لَا يَسْتَوِىٓ أَصْحَٰبُ ٱلنَّارِ وَأَصْحَٰبُ ٱلْجَنَّةِۚ أَصْحَٰبُ ٱلْجَنَّةِ هُمُ ٱلْفَآئِزُونَ ﴿٢٠

Cehennemliklerle cennetlikler bir olmaz. Kurtulanlar ancak cennetlik olanlardır.

— Seyyid Kutub

لَوْ أَنزَلْنَا هَٰذَا ٱلْقُرْءَانَ عَلَىٰ جَبَلٍ لَّرَأَيْتَهُۥ خَٰشِعًا مُّتَصَدِّعًا مِّنْ خَشْيَةِ ٱللَّهِۚ وَتِلْكَ ٱلْأَمْثَٰلُ نَضْرِبُهَا لِلنَّاسِ لَعَلَّهُمْ يَتَفَكَّرُونَ ﴿٢١

Eğer biz bu Kur'an'ı bir dağa indirseydik muhakkak ki onu Allah korkusundan baş eğerek parça parça olmuş görürdün.
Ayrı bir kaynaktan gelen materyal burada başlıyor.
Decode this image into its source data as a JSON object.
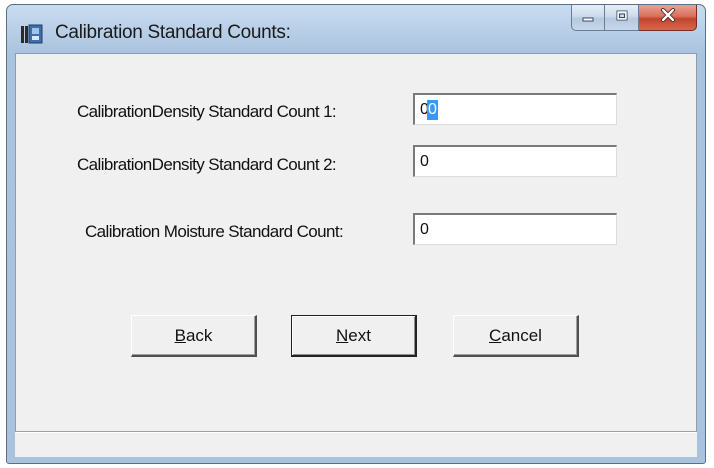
{
  "window": {
    "title": "Calibration Standard Counts:",
    "icon": "app-icon"
  },
  "caption": {
    "minimize_icon": "minimize-icon",
    "maximize_icon": "maximize-icon",
    "close_icon": "close-icon",
    "close_color": "#c2452c"
  },
  "form": {
    "density1": {
      "label": "CalibrationDensity Standard Count 1:",
      "value": "0",
      "selected": true
    },
    "density2": {
      "label": "CalibrationDensity Standard Count 2:",
      "value": "0"
    },
    "moisture": {
      "label": "Calibration Moisture Standard Count:",
      "value": "0"
    }
  },
  "buttons": {
    "back": {
      "mnemonic": "B",
      "rest": "ack"
    },
    "next": {
      "mnemonic": "N",
      "rest": "ext"
    },
    "cancel": {
      "mnemonic": "C",
      "rest": "ancel"
    }
  },
  "colors": {
    "selection": "#3399ff",
    "frame": "#aac3df",
    "client": "#f0f0f0"
  }
}
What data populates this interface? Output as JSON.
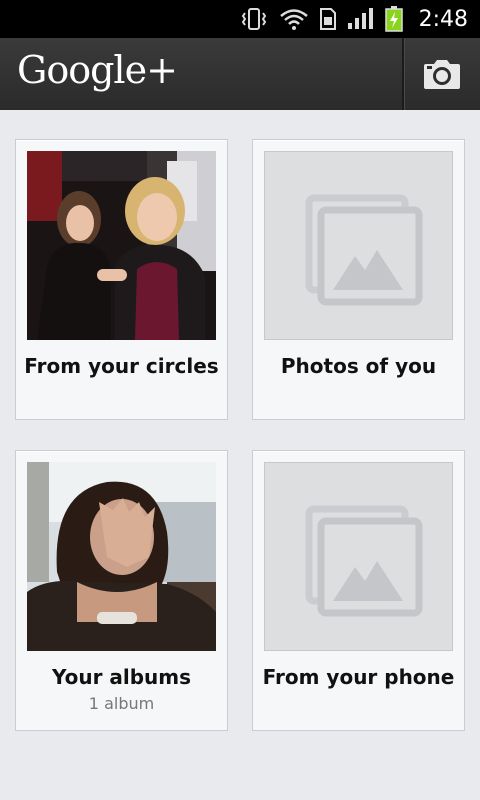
{
  "status_bar": {
    "time": "2:48",
    "icons": [
      "vibrate-icon",
      "wifi-icon",
      "sim-icon",
      "signal-icon",
      "battery-charging-icon"
    ]
  },
  "app_bar": {
    "brand": "Google+",
    "camera_icon": "camera-icon"
  },
  "tiles": [
    {
      "title": "From your circles",
      "subtitle": ""
    },
    {
      "title": "Photos of you",
      "subtitle": ""
    },
    {
      "title": "Your albums",
      "subtitle": "1 album"
    },
    {
      "title": "From your phone",
      "subtitle": ""
    }
  ],
  "colors": {
    "background": "#e8eaed",
    "app_bar": "#2e2e2e",
    "status_bar": "#000000",
    "battery": "#8bd41d"
  }
}
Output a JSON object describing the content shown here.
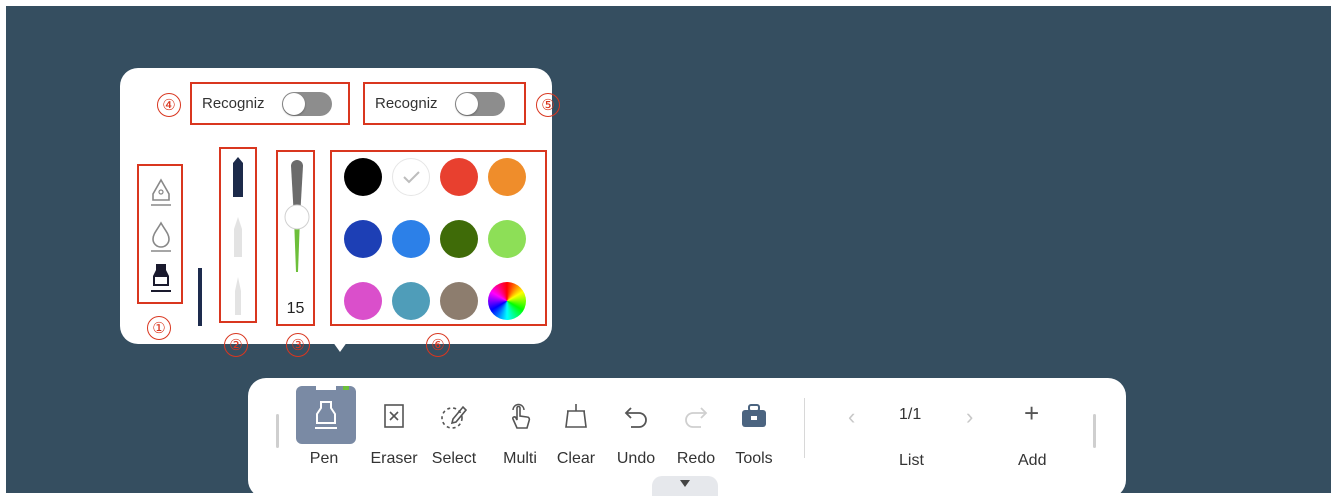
{
  "popup": {
    "toggle_left": {
      "label": "Recogniz",
      "state": "off"
    },
    "toggle_right": {
      "label": "Recogniz",
      "state": "off"
    },
    "markers": [
      "①",
      "②",
      "③",
      "④",
      "⑤",
      "⑥"
    ],
    "pen_types": [
      "fountain-pen-icon",
      "soft-pen-icon",
      "highlighter-pen-icon"
    ],
    "pen_styles": [
      "marker-nib-icon",
      "pencil-tip-icon",
      "brush-tip-icon"
    ],
    "thickness": {
      "value": "15"
    },
    "colors": [
      "#000000",
      "#ffffff",
      "#e8402f",
      "#ef8d2b",
      "#1d3fb5",
      "#2c80e8",
      "#3f6b08",
      "#8ddf57",
      "#da4fcb",
      "#4f9db9",
      "#8d7d6e",
      "rainbow"
    ],
    "selected_color_index": 1
  },
  "toolbar": {
    "tools": [
      {
        "label": "Pen",
        "icon": "pen-icon"
      },
      {
        "label": "Eraser",
        "icon": "eraser-icon"
      },
      {
        "label": "Select",
        "icon": "select-icon"
      },
      {
        "label": "Multi",
        "icon": "multi-touch-icon"
      },
      {
        "label": "Clear",
        "icon": "clear-icon"
      },
      {
        "label": "Undo",
        "icon": "undo-icon"
      },
      {
        "label": "Redo",
        "icon": "redo-icon"
      },
      {
        "label": "Tools",
        "icon": "toolbox-icon"
      }
    ],
    "page_indicator": "1/1",
    "list_label": "List",
    "add_label": "Add",
    "add_symbol": "+",
    "prev_symbol": "‹",
    "next_symbol": "›"
  }
}
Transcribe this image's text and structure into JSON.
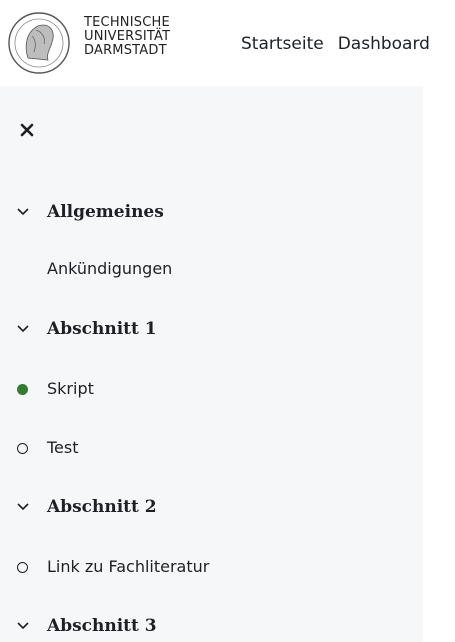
{
  "header": {
    "logo_lines": [
      "TECHNISCHE",
      "UNIVERSITÄT",
      "DARMSTADT"
    ],
    "nav": [
      "Startseite",
      "Dashboard"
    ]
  },
  "drawer": {
    "close_icon": "close-icon",
    "sections": [
      {
        "title": "Allgemeines",
        "expanded": true,
        "items": [
          {
            "label": "Ankündigungen",
            "status": "none"
          }
        ]
      },
      {
        "title": "Abschnitt 1",
        "expanded": true,
        "items": [
          {
            "label": "Skript",
            "status": "done"
          },
          {
            "label": "Test",
            "status": "todo"
          }
        ]
      },
      {
        "title": "Abschnitt 2",
        "expanded": true,
        "items": [
          {
            "label": "Link zu Fachliteratur",
            "status": "todo"
          }
        ]
      },
      {
        "title": "Abschnitt 3",
        "expanded": true,
        "items": []
      }
    ],
    "colors": {
      "done": "#357a32",
      "drawer_bg": "#f6f7f8"
    }
  }
}
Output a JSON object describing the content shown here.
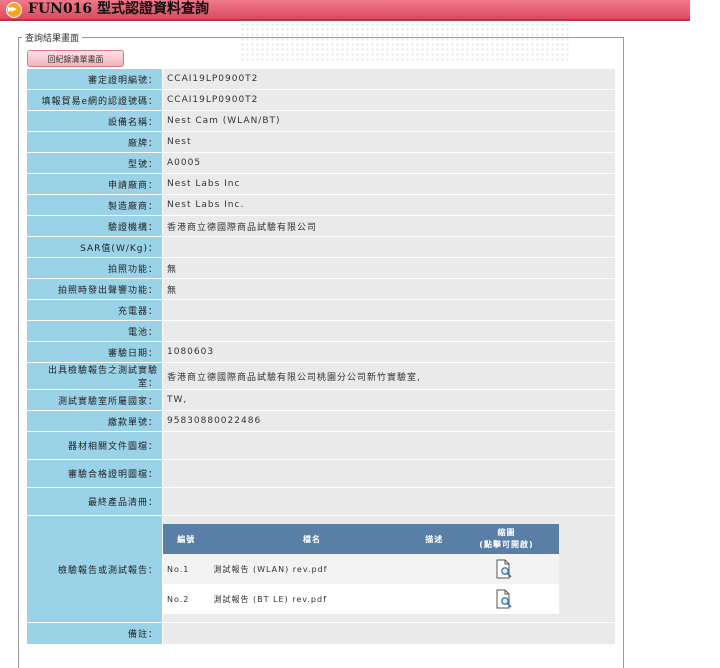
{
  "header": {
    "title": "FUN016 型式認證資料查詢"
  },
  "section": {
    "legend": "查詢結果畫面",
    "back_button": "回紀錄清單畫面"
  },
  "fields": [
    {
      "label": "審定證明編號：",
      "value": "CCAI19LP0900T2"
    },
    {
      "label": "填報貿易e網的認證號碼：",
      "value": "CCAI19LP0900T2"
    },
    {
      "label": "設備名稱：",
      "value": "Nest Cam (WLAN/BT)"
    },
    {
      "label": "廠牌：",
      "value": "Nest"
    },
    {
      "label": "型號：",
      "value": "A0005"
    },
    {
      "label": "申請廠商：",
      "value": "Nest Labs Inc"
    },
    {
      "label": "製造廠商：",
      "value": "Nest Labs Inc."
    },
    {
      "label": "驗證機構：",
      "value": "香港商立德國際商品試驗有限公司"
    },
    {
      "label": "SAR值(W/Kg)：",
      "value": ""
    },
    {
      "label": "拍照功能：",
      "value": "無"
    },
    {
      "label": "拍照時發出聲響功能：",
      "value": "無"
    },
    {
      "label": "充電器：",
      "value": ""
    },
    {
      "label": "電池：",
      "value": ""
    },
    {
      "label": "審驗日期：",
      "value": "1080603"
    },
    {
      "label": "出具檢驗報告之測試實驗室：",
      "value": "香港商立德國際商品試驗有限公司桃園分公司新竹實驗室,"
    },
    {
      "label": "測試實驗室所屬國家：",
      "value": "TW,"
    },
    {
      "label": "繳款單號：",
      "value": "95830880022486"
    },
    {
      "label": "器材相關文件圖檔：",
      "value": ""
    },
    {
      "label": "審驗合格證明圖檔：",
      "value": ""
    },
    {
      "label": "最終產品清冊：",
      "value": ""
    }
  ],
  "reports": {
    "label": "檢驗報告或測試報告：",
    "headers": {
      "number": "編號",
      "filename": "檔名",
      "description": "描述",
      "thumbnail_line1": "縮圖",
      "thumbnail_line2": "(點擊可開啟)"
    },
    "rows": [
      {
        "number": "No.1",
        "filename": "測試報告 (WLAN) rev.pdf",
        "description": ""
      },
      {
        "number": "No.2",
        "filename": "測試報告 (BT LE) rev.pdf",
        "description": ""
      }
    ]
  },
  "remarks": {
    "label": "備註：",
    "value": ""
  },
  "icons": {
    "title": "double-chevron-icon",
    "report": "pdf-magnifier-icon"
  }
}
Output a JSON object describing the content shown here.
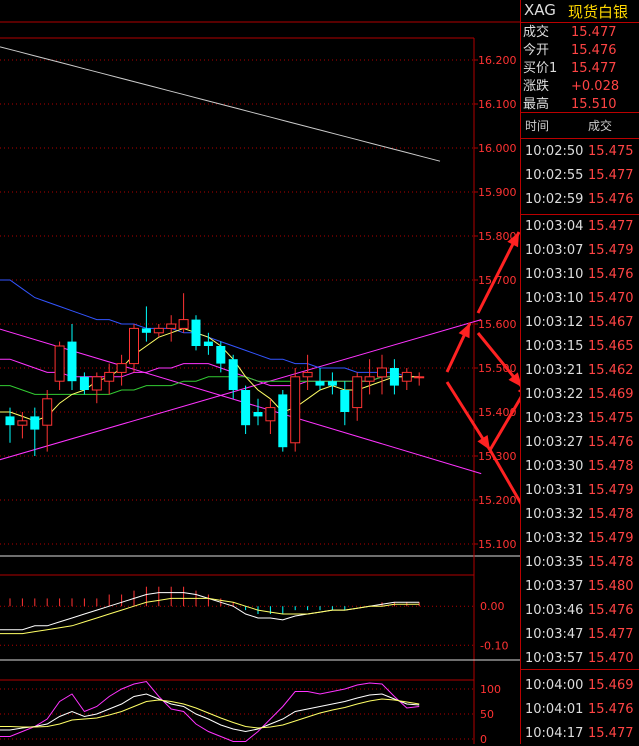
{
  "header": {
    "symbol": "XAG",
    "name": "现货白银"
  },
  "quote": [
    {
      "label": "成交",
      "value": "15.477"
    },
    {
      "label": "今开",
      "value": "15.476"
    },
    {
      "label": "买价1",
      "value": "15.477"
    },
    {
      "label": "涨跌",
      "value": "+0.028"
    },
    {
      "label": "最高",
      "value": "15.510"
    }
  ],
  "ticks_header": {
    "time": "时间",
    "price": "成交"
  },
  "ticks": [
    {
      "time": "10:02:50",
      "price": "15.475"
    },
    {
      "time": "10:02:55",
      "price": "15.477"
    },
    {
      "time": "10:02:59",
      "price": "15.476"
    },
    {
      "time": "10:03:04",
      "price": "15.477"
    },
    {
      "time": "10:03:07",
      "price": "15.479"
    },
    {
      "time": "10:03:10",
      "price": "15.476"
    },
    {
      "time": "10:03:10",
      "price": "15.470"
    },
    {
      "time": "10:03:12",
      "price": "15.467"
    },
    {
      "time": "10:03:15",
      "price": "15.465"
    },
    {
      "time": "10:03:21",
      "price": "15.462"
    },
    {
      "time": "10:03:22",
      "price": "15.469"
    },
    {
      "time": "10:03:23",
      "price": "15.475"
    },
    {
      "time": "10:03:27",
      "price": "15.476"
    },
    {
      "time": "10:03:30",
      "price": "15.478"
    },
    {
      "time": "10:03:31",
      "price": "15.479"
    },
    {
      "time": "10:03:32",
      "price": "15.478"
    },
    {
      "time": "10:03:32",
      "price": "15.479"
    },
    {
      "time": "10:03:35",
      "price": "15.478"
    },
    {
      "time": "10:03:37",
      "price": "15.480"
    },
    {
      "time": "10:03:46",
      "price": "15.476"
    },
    {
      "time": "10:03:47",
      "price": "15.477"
    },
    {
      "time": "10:03:57",
      "price": "15.470"
    },
    {
      "time": "10:04:00",
      "price": "15.469"
    },
    {
      "time": "10:04:01",
      "price": "15.476"
    },
    {
      "time": "10:04:17",
      "price": "15.477"
    }
  ],
  "main_axis": [
    "16.200",
    "16.100",
    "16.000",
    "15.900",
    "15.800",
    "15.700",
    "15.600",
    "15.500",
    "15.400",
    "15.300",
    "15.200",
    "15.100"
  ],
  "macd_axis": [
    "0.00",
    "-0.10"
  ],
  "kdj_axis": [
    "100",
    "50",
    "0"
  ],
  "colors": {
    "up": "#ff3333",
    "down": "#00ffff",
    "grid": "#b00000",
    "axis_text": "#ff3333",
    "accent": "#ffd700"
  },
  "chart_data": {
    "type": "candlestick",
    "ylim": [
      15.08,
      16.24
    ],
    "candles": [
      {
        "o": 15.39,
        "h": 15.41,
        "l": 15.33,
        "c": 15.37
      },
      {
        "o": 15.37,
        "h": 15.4,
        "l": 15.34,
        "c": 15.38
      },
      {
        "o": 15.39,
        "h": 15.41,
        "l": 15.3,
        "c": 15.36
      },
      {
        "o": 15.37,
        "h": 15.45,
        "l": 15.31,
        "c": 15.43
      },
      {
        "o": 15.47,
        "h": 15.56,
        "l": 15.45,
        "c": 15.55
      },
      {
        "o": 15.56,
        "h": 15.6,
        "l": 15.45,
        "c": 15.47
      },
      {
        "o": 15.48,
        "h": 15.49,
        "l": 15.44,
        "c": 15.45
      },
      {
        "o": 15.45,
        "h": 15.49,
        "l": 15.42,
        "c": 15.48
      },
      {
        "o": 15.47,
        "h": 15.51,
        "l": 15.44,
        "c": 15.49
      },
      {
        "o": 15.49,
        "h": 15.53,
        "l": 15.46,
        "c": 15.51
      },
      {
        "o": 15.51,
        "h": 15.6,
        "l": 15.49,
        "c": 15.59
      },
      {
        "o": 15.59,
        "h": 15.64,
        "l": 15.56,
        "c": 15.58
      },
      {
        "o": 15.58,
        "h": 15.6,
        "l": 15.57,
        "c": 15.59
      },
      {
        "o": 15.59,
        "h": 15.62,
        "l": 15.56,
        "c": 15.6
      },
      {
        "o": 15.59,
        "h": 15.67,
        "l": 15.58,
        "c": 15.61
      },
      {
        "o": 15.61,
        "h": 15.62,
        "l": 15.54,
        "c": 15.55
      },
      {
        "o": 15.56,
        "h": 15.58,
        "l": 15.53,
        "c": 15.55
      },
      {
        "o": 15.55,
        "h": 15.56,
        "l": 15.49,
        "c": 15.51
      },
      {
        "o": 15.52,
        "h": 15.53,
        "l": 15.43,
        "c": 15.45
      },
      {
        "o": 15.45,
        "h": 15.46,
        "l": 15.35,
        "c": 15.37
      },
      {
        "o": 15.4,
        "h": 15.43,
        "l": 15.37,
        "c": 15.39
      },
      {
        "o": 15.38,
        "h": 15.43,
        "l": 15.35,
        "c": 15.41
      },
      {
        "o": 15.44,
        "h": 15.45,
        "l": 15.31,
        "c": 15.32
      },
      {
        "o": 15.33,
        "h": 15.5,
        "l": 15.31,
        "c": 15.48
      },
      {
        "o": 15.48,
        "h": 15.53,
        "l": 15.45,
        "c": 15.49
      },
      {
        "o": 15.47,
        "h": 15.5,
        "l": 15.45,
        "c": 15.46
      },
      {
        "o": 15.47,
        "h": 15.49,
        "l": 15.44,
        "c": 15.46
      },
      {
        "o": 15.45,
        "h": 15.47,
        "l": 15.37,
        "c": 15.4
      },
      {
        "o": 15.41,
        "h": 15.49,
        "l": 15.38,
        "c": 15.48
      },
      {
        "o": 15.47,
        "h": 15.52,
        "l": 15.44,
        "c": 15.48
      },
      {
        "o": 15.48,
        "h": 15.53,
        "l": 15.44,
        "c": 15.5
      },
      {
        "o": 15.5,
        "h": 15.52,
        "l": 15.44,
        "c": 15.46
      },
      {
        "o": 15.47,
        "h": 15.5,
        "l": 15.45,
        "c": 15.49
      },
      {
        "o": 15.48,
        "h": 15.49,
        "l": 15.46,
        "c": 15.48
      }
    ],
    "ma_lines": [
      {
        "color": "#cccccc",
        "values": [
          16.23,
          16.22,
          16.21,
          16.2,
          16.19,
          16.18,
          16.17,
          16.16,
          16.15,
          16.14,
          16.13,
          16.12,
          16.11,
          16.1,
          16.09,
          16.08,
          16.07,
          16.06,
          16.05,
          16.04,
          16.03,
          16.02,
          16.01,
          16.0,
          15.99,
          15.98,
          15.97
        ]
      },
      {
        "color": "#3355ff",
        "values": [
          15.7,
          15.68,
          15.66,
          15.65,
          15.64,
          15.63,
          15.62,
          15.61,
          15.61,
          15.6,
          15.6,
          15.59,
          15.59,
          15.59,
          15.58,
          15.58,
          15.57,
          15.56,
          15.55,
          15.54,
          15.53,
          15.52,
          15.52,
          15.51,
          15.51,
          15.5,
          15.5,
          15.5,
          15.49,
          15.49,
          15.49,
          15.49,
          15.48,
          15.48
        ]
      },
      {
        "color": "#ff33ff",
        "values": [
          15.52,
          15.51,
          15.5,
          15.49,
          15.49,
          15.48,
          15.48,
          15.48,
          15.48,
          15.48,
          15.49,
          15.49,
          15.5,
          15.5,
          15.51,
          15.51,
          15.51,
          15.5,
          15.49,
          15.48,
          15.47,
          15.46,
          15.46,
          15.46,
          15.47,
          15.47,
          15.47,
          15.47,
          15.47,
          15.47,
          15.48,
          15.48,
          15.48,
          15.48
        ]
      },
      {
        "color": "#33cc33",
        "values": [
          15.46,
          15.45,
          15.44,
          15.44,
          15.44,
          15.44,
          15.44,
          15.44,
          15.44,
          15.45,
          15.45,
          15.46,
          15.46,
          15.46,
          15.47,
          15.47,
          15.48,
          15.48,
          15.48,
          15.48,
          15.47,
          15.47,
          15.47,
          15.47,
          15.47,
          15.47,
          15.47,
          15.47,
          15.47,
          15.47,
          15.48,
          15.48,
          15.48,
          15.48
        ]
      },
      {
        "color": "#ffff66",
        "values": [
          15.4,
          15.39,
          15.38,
          15.39,
          15.42,
          15.44,
          15.45,
          15.47,
          15.48,
          15.5,
          15.53,
          15.55,
          15.57,
          15.58,
          15.59,
          15.58,
          15.57,
          15.55,
          15.52,
          15.48,
          15.45,
          15.43,
          15.4,
          15.41,
          15.43,
          15.45,
          15.46,
          15.45,
          15.45,
          15.46,
          15.47,
          15.48,
          15.48,
          15.48
        ]
      }
    ],
    "trendlines": [
      {
        "color": "#ff33ff",
        "from": [
          -1,
          15.59
        ],
        "to": [
          38,
          15.26
        ]
      },
      {
        "color": "#ff33ff",
        "from": [
          -1,
          15.29
        ],
        "to": [
          38,
          15.61
        ]
      }
    ],
    "macd": {
      "hist": [
        0.02,
        0.02,
        0.02,
        0.02,
        0.02,
        0.02,
        0.02,
        0.02,
        0.03,
        0.03,
        0.04,
        0.05,
        0.05,
        0.05,
        0.05,
        0.04,
        0.03,
        0.02,
        0.01,
        -0.01,
        -0.02,
        -0.02,
        -0.02,
        -0.01,
        -0.01,
        -0.01,
        -0.01,
        -0.01,
        0.0,
        0.0,
        0.01,
        0.01,
        0.01,
        0.01
      ],
      "dif": [
        -0.06,
        -0.06,
        -0.05,
        -0.05,
        -0.04,
        -0.03,
        -0.02,
        -0.01,
        0.0,
        0.01,
        0.02,
        0.03,
        0.035,
        0.035,
        0.035,
        0.03,
        0.02,
        0.01,
        0.0,
        -0.02,
        -0.03,
        -0.03,
        -0.035,
        -0.025,
        -0.02,
        -0.015,
        -0.01,
        -0.01,
        -0.005,
        0.0,
        0.005,
        0.01,
        0.01,
        0.01
      ],
      "dea": [
        -0.07,
        -0.07,
        -0.065,
        -0.06,
        -0.055,
        -0.05,
        -0.04,
        -0.03,
        -0.02,
        -0.01,
        0.0,
        0.01,
        0.015,
        0.02,
        0.02,
        0.02,
        0.02,
        0.015,
        0.01,
        0.0,
        -0.01,
        -0.015,
        -0.02,
        -0.02,
        -0.02,
        -0.015,
        -0.01,
        -0.01,
        -0.005,
        0.0,
        0.0,
        0.005,
        0.005,
        0.005
      ],
      "ylim": [
        -0.13,
        0.08
      ]
    },
    "kdj": {
      "k": [
        18,
        22,
        25,
        30,
        45,
        55,
        45,
        50,
        60,
        70,
        85,
        90,
        80,
        70,
        65,
        50,
        40,
        28,
        20,
        15,
        20,
        30,
        40,
        55,
        60,
        65,
        70,
        75,
        82,
        88,
        90,
        80,
        70,
        68
      ],
      "d": [
        25,
        24,
        24,
        25,
        30,
        38,
        40,
        42,
        48,
        55,
        65,
        75,
        78,
        75,
        70,
        62,
        52,
        42,
        33,
        25,
        22,
        24,
        28,
        36,
        44,
        52,
        58,
        63,
        70,
        76,
        80,
        78,
        74,
        70
      ],
      "j": [
        5,
        15,
        25,
        40,
        75,
        90,
        55,
        65,
        85,
        100,
        110,
        115,
        85,
        60,
        55,
        30,
        15,
        5,
        -5,
        -5,
        15,
        40,
        65,
        95,
        95,
        90,
        95,
        100,
        108,
        112,
        110,
        85,
        62,
        65
      ],
      "ylim": [
        -10,
        118
      ]
    }
  }
}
Bu örnekleri düşünsünler diye insanlara veriyoruz.

— Seyyid Kutub

هُوَ ٱللَّهُ ٱلَّذِى لَآ إِلَٰهَ إِلَّا هُوَۖ عَٰلِمُ ٱلْغَيْبِ وَٱلشَّهَٰدَةِۖ هُوَ ٱلرَّحْمَٰنُ ٱلرَّحِيمُ ﴿٢٢

O görüleni de görülmeyeni de bilen kendisinden başka ilah olmayan Allah'tır. Çok esirgeyen, çok merhamet edendir.